咳,有些事,這個,他阿爺都不在意,他和他爹自然就是正宗的曹家人,他要是日后富貴了,也一定好好孝敬辛苦養大他的阿爺阿奶和兩位阿叔,愛護曹家的親人們。
曹富貴可不敢在阿奶面前提起丘家的茬,不過看看自家這張小白臉,也不難明白阿奶為何這么多年也放不下一個“丘”字。幸好這戶人家當年在果黨大潰敗后,跟著蔣光頭去了海那邊,不然真是不知還有什么麻煩。

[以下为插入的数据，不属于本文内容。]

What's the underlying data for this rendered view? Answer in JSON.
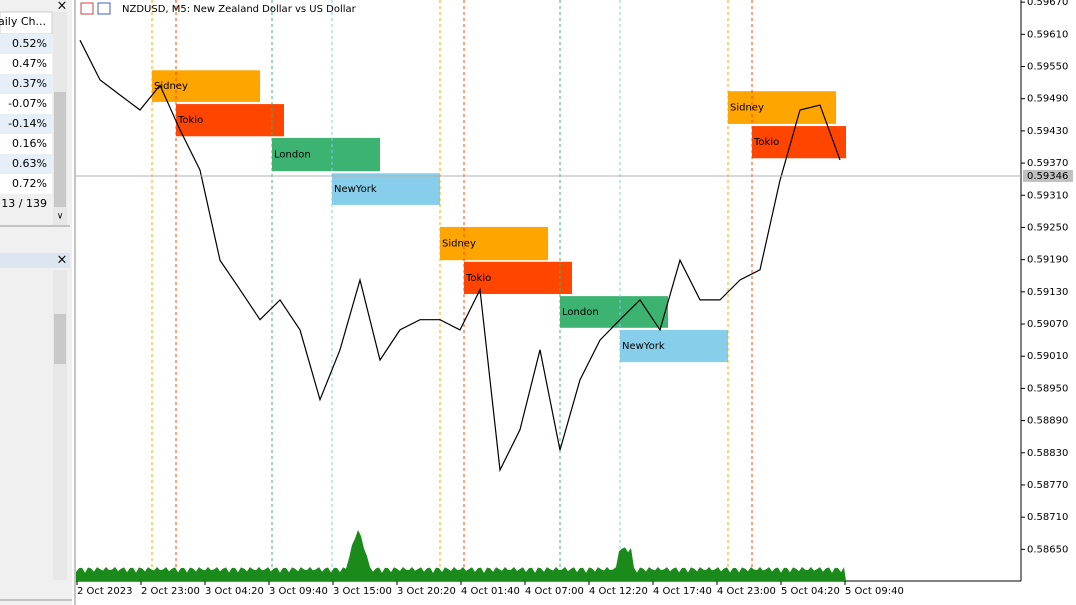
{
  "market_watch": {
    "header": "aily Ch...",
    "rows": [
      {
        "text": "0.52%",
        "color": "#1515d0"
      },
      {
        "text": "0.47%",
        "color": "#1515d0"
      },
      {
        "text": "0.37%",
        "color": "#1515d0"
      },
      {
        "text": "-0.07%",
        "color": "#e01010"
      },
      {
        "text": "-0.14%",
        "color": "#e01010"
      },
      {
        "text": "0.16%",
        "color": "#1515d0"
      },
      {
        "text": "0.63%",
        "color": "#1515d0"
      },
      {
        "text": "0.72%",
        "color": "#1515d0"
      }
    ],
    "footer": "13 / 139"
  },
  "chart": {
    "title": "NZDUSD, M5:  New Zealand Dollar vs US Dollar",
    "ylim": [
      0.58591,
      0.59674
    ],
    "yticks": [
      {
        "value": 0.5967,
        "label": "0.59670"
      },
      {
        "value": 0.5961,
        "label": "0.59610"
      },
      {
        "value": 0.5955,
        "label": "0.59550"
      },
      {
        "value": 0.5949,
        "label": "0.59490"
      },
      {
        "value": 0.5943,
        "label": "0.59430"
      },
      {
        "value": 0.5937,
        "label": "0.59370"
      },
      {
        "value": 0.5931,
        "label": "0.59310"
      },
      {
        "value": 0.5925,
        "label": "0.59250"
      },
      {
        "value": 0.5919,
        "label": "0.59190"
      },
      {
        "value": 0.5913,
        "label": "0.59130"
      },
      {
        "value": 0.5907,
        "label": "0.59070"
      },
      {
        "value": 0.5901,
        "label": "0.59010"
      },
      {
        "value": 0.5895,
        "label": "0.58950"
      },
      {
        "value": 0.5889,
        "label": "0.58890"
      },
      {
        "value": 0.5883,
        "label": "0.58830"
      },
      {
        "value": 0.5877,
        "label": "0.58770"
      },
      {
        "value": 0.5871,
        "label": "0.58710"
      },
      {
        "value": 0.5865,
        "label": "0.58650"
      }
    ],
    "current_price": 0.59346,
    "time_labels": [
      "2 Oct 2023",
      "2 Oct 23:00",
      "3 Oct 04:20",
      "3 Oct 09:40",
      "3 Oct 15:00",
      "3 Oct 20:20",
      "4 Oct 01:40",
      "4 Oct 07:00",
      "4 Oct 12:20",
      "4 Oct 17:40",
      "4 Oct 23:00",
      "5 Oct 04:20",
      "5 Oct 09:40"
    ],
    "price": [
      0.59599,
      0.59525,
      0.59497,
      0.59469,
      0.59515,
      0.59432,
      0.59357,
      0.59189,
      0.59134,
      0.59078,
      0.59115,
      0.59059,
      0.58929,
      0.59022,
      0.59152,
      0.59003,
      0.59059,
      0.59078,
      0.59078,
      0.59059,
      0.59134,
      0.58798,
      0.58873,
      0.59022,
      0.58835,
      0.58966,
      0.5904,
      0.59078,
      0.59115,
      0.59059,
      0.59189,
      0.59115,
      0.59115,
      0.59152,
      0.59171,
      0.59338,
      0.59469,
      0.59478,
      0.59376
    ],
    "sessions": [
      {
        "label": "Sidney",
        "color": "#ffa500",
        "high": 0.59543,
        "low": 0.59484
      },
      {
        "label": "Tokio",
        "color": "#ff4500",
        "high": 0.5948,
        "low": 0.5942
      },
      {
        "label": "London",
        "color": "#3cb371",
        "high": 0.59417,
        "low": 0.59355
      },
      {
        "label": "NewYork",
        "color": "#87ceeb",
        "high": 0.59351,
        "low": 0.59292
      },
      {
        "label": "Sidney",
        "color": "#ffa500",
        "high": 0.59251,
        "low": 0.59189
      },
      {
        "label": "Tokio",
        "color": "#ff4500",
        "high": 0.59186,
        "low": 0.59126
      },
      {
        "label": "London",
        "color": "#3cb371",
        "high": 0.59122,
        "low": 0.59063
      },
      {
        "label": "NewYork",
        "color": "#87ceeb",
        "high": 0.59059,
        "low": 0.58999
      },
      {
        "label": "Sidney",
        "color": "#ffa500",
        "high": 0.59504,
        "low": 0.59443
      },
      {
        "label": "Tokio",
        "color": "#ff4500",
        "high": 0.59439,
        "low": 0.59379
      }
    ]
  }
}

眼看阿奶情緒不高,喬家男人的事看樣子也不會知道更多,曹富貴笑嘻嘻地說了兩句俏皮話,惹得阿奶止不住笑,自己溜達出門去也。
還是再去問問那個野狗一樣兇的拖油瓶吧。這孩子苦啊,東西要是有問題,他幫著處理了也算積陰德;要是扳指來歷清白,沒甚古怪,和他連夜的噩夢搭不上邊,那日后修好他幫著賣了,分點錢給這娃,不也是做好事么。
這么一想,曹富貴就很是心安理得,去找那苦命的娃了。
日上半山,隊里的勞力們男男女女都在地里和各處上工,各家余糧都不多,留在家里的老小也要千方百計、上山下溪淘尋吃食,屋里多半只有那些娃娃們,大的看管小的,再干點輕省的家務活。

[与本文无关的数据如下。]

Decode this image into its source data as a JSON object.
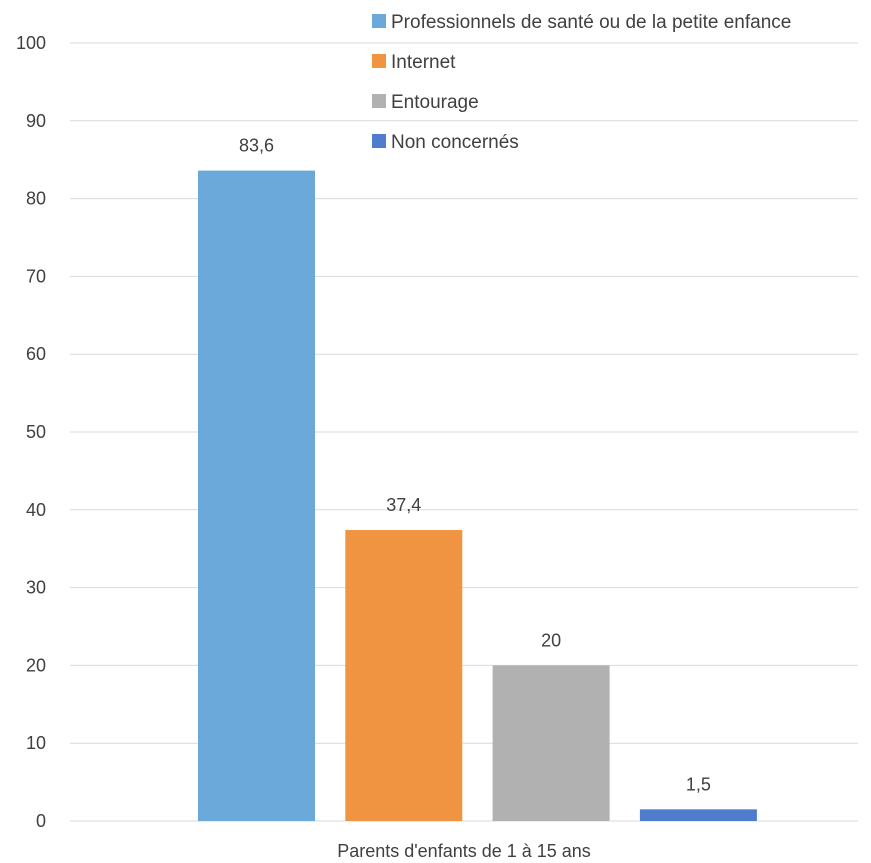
{
  "chart_data": {
    "type": "bar",
    "categories": [
      "Parents d'enfants de 1 à 15 ans"
    ],
    "series": [
      {
        "name": "Professionnels de santé ou de la petite enfance",
        "values": [
          83.6
        ],
        "label": "83,6",
        "color": "#6aa9da"
      },
      {
        "name": "Internet",
        "values": [
          37.4
        ],
        "label": "37,4",
        "color": "#f09441"
      },
      {
        "name": "Entourage",
        "values": [
          20
        ],
        "label": "20",
        "color": "#b1b1b1"
      },
      {
        "name": "Non concernés",
        "values": [
          1.5
        ],
        "label": "1,5",
        "color": "#4e7dcd"
      }
    ],
    "ylim": [
      0,
      100
    ],
    "yticks": [
      0,
      10,
      20,
      30,
      40,
      50,
      60,
      70,
      80,
      90,
      100
    ],
    "ytick_labels": [
      "0",
      "10",
      "20",
      "30",
      "40",
      "50",
      "60",
      "70",
      "80",
      "90",
      "100"
    ],
    "xlabel": "Parents d'enfants de 1 à 15 ans",
    "grid": true,
    "legend_position": "top-right"
  }
}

曹富貴熟門熟路,悄摸來到孫家后院,屋里果然沒有大人,只有孫留根和他的小妹子兩個在院子里玩泥,拖油瓶卻不在一起。
曹富貴眉頭一皺,有些奇怪,拖油瓶這五六歲大的年紀,又瘦又小也干不了什么重活,難道上山砍柴草去了?總不會真是讓孫光宗給打得半死了吧?
悄悄踮腳往幾間泥磚茅草頂的屋里頭張望,一片黑洞洞的根本看不清,孫家精窮,在隊里都排得上赤貧的前幾號,這種泥坯夾稻草砌的屋墻,底下亂石砌起打底,根本不能裝大幅窗子,白日里不點燈都是一片昏黑。
人要是在屋里,依著孫家那個姚婆子的刻薄操行,肯定不會讓他住正屋,他家就這么幾間屋,那就只會在灶間、柴房……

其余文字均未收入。